As people age with HIV, they often confront medical and behavioral issues. One pressing issue is HIV-Associated Neurocognitive Disorder (HAND), which occurs in nearly 50% of adults with HIV (Heaton et al., 2010). The severity and prevalence of HAND may also increase with the onset of age-related neurological insults (e.g., transient ischemic attack), thus compromising everyday function such as medication adherence and driving safety (Vance, Fazeli, & Gakumo, 2013). The mechanisms leading to HAND are varied and complex, and may include neuroinflammation, depression, substance abuse, and poor mental stimulation. Over time, these mechanisms may decrease cognitive reserve and brain health, resulting in cognitive deficits, as observed with HAND (Vance, Fazeli, Moneyham, Keltner, & Raper, 2013).

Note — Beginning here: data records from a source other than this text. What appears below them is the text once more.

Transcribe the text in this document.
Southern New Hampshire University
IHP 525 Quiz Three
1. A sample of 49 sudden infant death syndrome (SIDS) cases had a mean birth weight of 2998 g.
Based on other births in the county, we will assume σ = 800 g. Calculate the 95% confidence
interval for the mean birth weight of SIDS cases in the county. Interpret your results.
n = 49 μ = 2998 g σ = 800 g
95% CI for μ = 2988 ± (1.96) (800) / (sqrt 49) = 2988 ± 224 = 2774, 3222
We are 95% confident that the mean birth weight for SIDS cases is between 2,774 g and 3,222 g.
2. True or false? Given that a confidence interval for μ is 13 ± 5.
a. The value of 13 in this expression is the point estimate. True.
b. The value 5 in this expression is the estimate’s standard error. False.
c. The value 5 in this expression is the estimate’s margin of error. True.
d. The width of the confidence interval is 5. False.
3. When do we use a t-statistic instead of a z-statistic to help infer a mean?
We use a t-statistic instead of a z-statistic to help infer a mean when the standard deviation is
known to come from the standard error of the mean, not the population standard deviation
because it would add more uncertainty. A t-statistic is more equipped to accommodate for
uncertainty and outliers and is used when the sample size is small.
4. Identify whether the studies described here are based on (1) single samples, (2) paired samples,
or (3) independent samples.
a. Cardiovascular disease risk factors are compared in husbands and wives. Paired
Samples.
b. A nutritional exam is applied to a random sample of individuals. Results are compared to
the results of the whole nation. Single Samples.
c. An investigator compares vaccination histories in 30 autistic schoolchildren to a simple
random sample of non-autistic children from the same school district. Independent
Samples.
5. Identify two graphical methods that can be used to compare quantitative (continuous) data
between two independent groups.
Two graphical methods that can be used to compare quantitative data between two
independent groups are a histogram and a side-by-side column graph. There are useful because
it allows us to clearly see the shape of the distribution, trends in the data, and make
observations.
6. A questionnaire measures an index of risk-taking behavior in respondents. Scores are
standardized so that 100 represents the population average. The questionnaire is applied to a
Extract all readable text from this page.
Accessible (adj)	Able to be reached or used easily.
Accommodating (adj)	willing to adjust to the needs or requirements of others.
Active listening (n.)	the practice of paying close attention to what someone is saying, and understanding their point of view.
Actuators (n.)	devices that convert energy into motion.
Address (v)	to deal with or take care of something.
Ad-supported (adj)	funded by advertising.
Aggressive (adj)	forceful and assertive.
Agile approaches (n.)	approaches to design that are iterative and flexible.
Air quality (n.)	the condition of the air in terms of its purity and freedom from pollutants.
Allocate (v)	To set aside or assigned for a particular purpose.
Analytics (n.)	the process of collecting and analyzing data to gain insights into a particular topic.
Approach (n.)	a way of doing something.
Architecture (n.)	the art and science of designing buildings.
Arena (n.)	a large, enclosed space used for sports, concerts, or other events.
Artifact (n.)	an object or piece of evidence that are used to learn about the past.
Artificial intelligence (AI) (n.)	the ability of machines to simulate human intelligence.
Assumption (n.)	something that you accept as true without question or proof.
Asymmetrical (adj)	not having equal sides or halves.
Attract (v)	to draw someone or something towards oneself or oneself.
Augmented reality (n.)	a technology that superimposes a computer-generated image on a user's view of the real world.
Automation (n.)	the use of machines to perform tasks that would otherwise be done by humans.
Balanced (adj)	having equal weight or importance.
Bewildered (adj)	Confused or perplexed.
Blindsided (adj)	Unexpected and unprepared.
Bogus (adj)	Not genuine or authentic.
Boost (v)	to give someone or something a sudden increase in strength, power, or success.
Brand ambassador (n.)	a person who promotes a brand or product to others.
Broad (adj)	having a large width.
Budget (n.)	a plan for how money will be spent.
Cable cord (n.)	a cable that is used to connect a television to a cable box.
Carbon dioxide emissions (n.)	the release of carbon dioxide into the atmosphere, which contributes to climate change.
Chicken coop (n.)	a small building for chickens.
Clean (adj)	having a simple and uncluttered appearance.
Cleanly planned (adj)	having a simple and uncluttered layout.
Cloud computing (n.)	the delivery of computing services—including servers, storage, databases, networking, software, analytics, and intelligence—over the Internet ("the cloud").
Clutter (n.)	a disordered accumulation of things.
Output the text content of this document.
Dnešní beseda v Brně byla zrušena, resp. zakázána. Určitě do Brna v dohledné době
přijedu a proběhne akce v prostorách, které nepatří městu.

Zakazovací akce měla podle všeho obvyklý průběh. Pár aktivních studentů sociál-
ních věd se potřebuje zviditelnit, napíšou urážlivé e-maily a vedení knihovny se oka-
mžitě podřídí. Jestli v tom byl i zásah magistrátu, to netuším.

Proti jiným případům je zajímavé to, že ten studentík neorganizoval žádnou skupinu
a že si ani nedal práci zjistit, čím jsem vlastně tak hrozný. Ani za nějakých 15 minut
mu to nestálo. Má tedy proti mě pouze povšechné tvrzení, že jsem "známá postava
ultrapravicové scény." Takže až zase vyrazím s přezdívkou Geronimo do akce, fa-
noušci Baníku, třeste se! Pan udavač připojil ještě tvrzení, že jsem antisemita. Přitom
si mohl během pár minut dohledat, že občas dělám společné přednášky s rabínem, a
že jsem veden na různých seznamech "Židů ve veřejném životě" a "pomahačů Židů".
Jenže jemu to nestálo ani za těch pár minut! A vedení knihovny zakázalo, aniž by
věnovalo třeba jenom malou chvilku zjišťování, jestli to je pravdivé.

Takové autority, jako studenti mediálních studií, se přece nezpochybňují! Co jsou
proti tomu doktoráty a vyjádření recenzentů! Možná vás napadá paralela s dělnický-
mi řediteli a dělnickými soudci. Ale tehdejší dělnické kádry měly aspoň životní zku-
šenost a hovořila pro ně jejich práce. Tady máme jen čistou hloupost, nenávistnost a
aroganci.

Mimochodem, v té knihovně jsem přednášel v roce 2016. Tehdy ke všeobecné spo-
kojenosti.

Nurses have struggled to find effective treatment strategies to improve cognition in this vulnerable population, and currently, few strategies exist that may be effective in reducing HAND (Vance, Fazeli, Moneyham et al., 2013). Non-pharmacological, behavioral strategies are preferred when treating HAND, given the complexity of multiple system impairments (e.g., hepatic and renal insufficiency) and frequent polypharmacy. One behavioral strategy to address HAND is computerized cognitive training, which has markedly improved cognition and everyday function in some clinical populations (Ross et al., 2016; Vance, Humphrey, Nicholson, & Jablonski-Jaudon, 2014; Wolinsky et al., 2006). In the NIH-funded ACTIVE (Advanced Cognitive Training for Independent and Vital Elderly) Study, 2,802 normal community-dwelling older adults were randomized into one of four treatment arms: (a) 10 hours of speed of processing (SOP) training, (b) 10 hours of memory training, (c) 10 hours of reasoning training, and (d) a no-contact control group. Although there were some training benefits in targeted proximal cognitive domains, SOP training also produced unique transfer benefits to participants, including safer driving (Ross et al., 2016). In fact, the director of the National Institute of Nursing Research remarked that SOP training, as used in the ACTIVE Study, helps people as they age to retain their cognitive function (Cire, 2014), even 10 years after training. Furthermore, SOP training protected against depression and improved internal locus of control, self-rated health, and health-related quality of life. These quality of life outcomes are essential aspects of living with HIV that likewise require intervention (Vance et al., 2014; Wolinsky et al., 2006).
Given the efficacy of SOP training found in the literature, such training may be of use in adults with HIV. In a pre-post experimental design, 46 middle-aged and older (40+) adults with HIV were randomized to one of two treatment arms: (a) 10 hours of SOP training or (b) a no-contact control group (Vance, Fazeli, Ross, Wadley, & Ball, 2012). Compared to the control group, those in the training group improved significantly on a measure of visual SOP called the Useful Field of View (UFOV®). Furthermore, this cognitive improvement translated into significant improvement on a laboratory measure of everyday function called the Timed Instrumental Activities of Daily Living Test.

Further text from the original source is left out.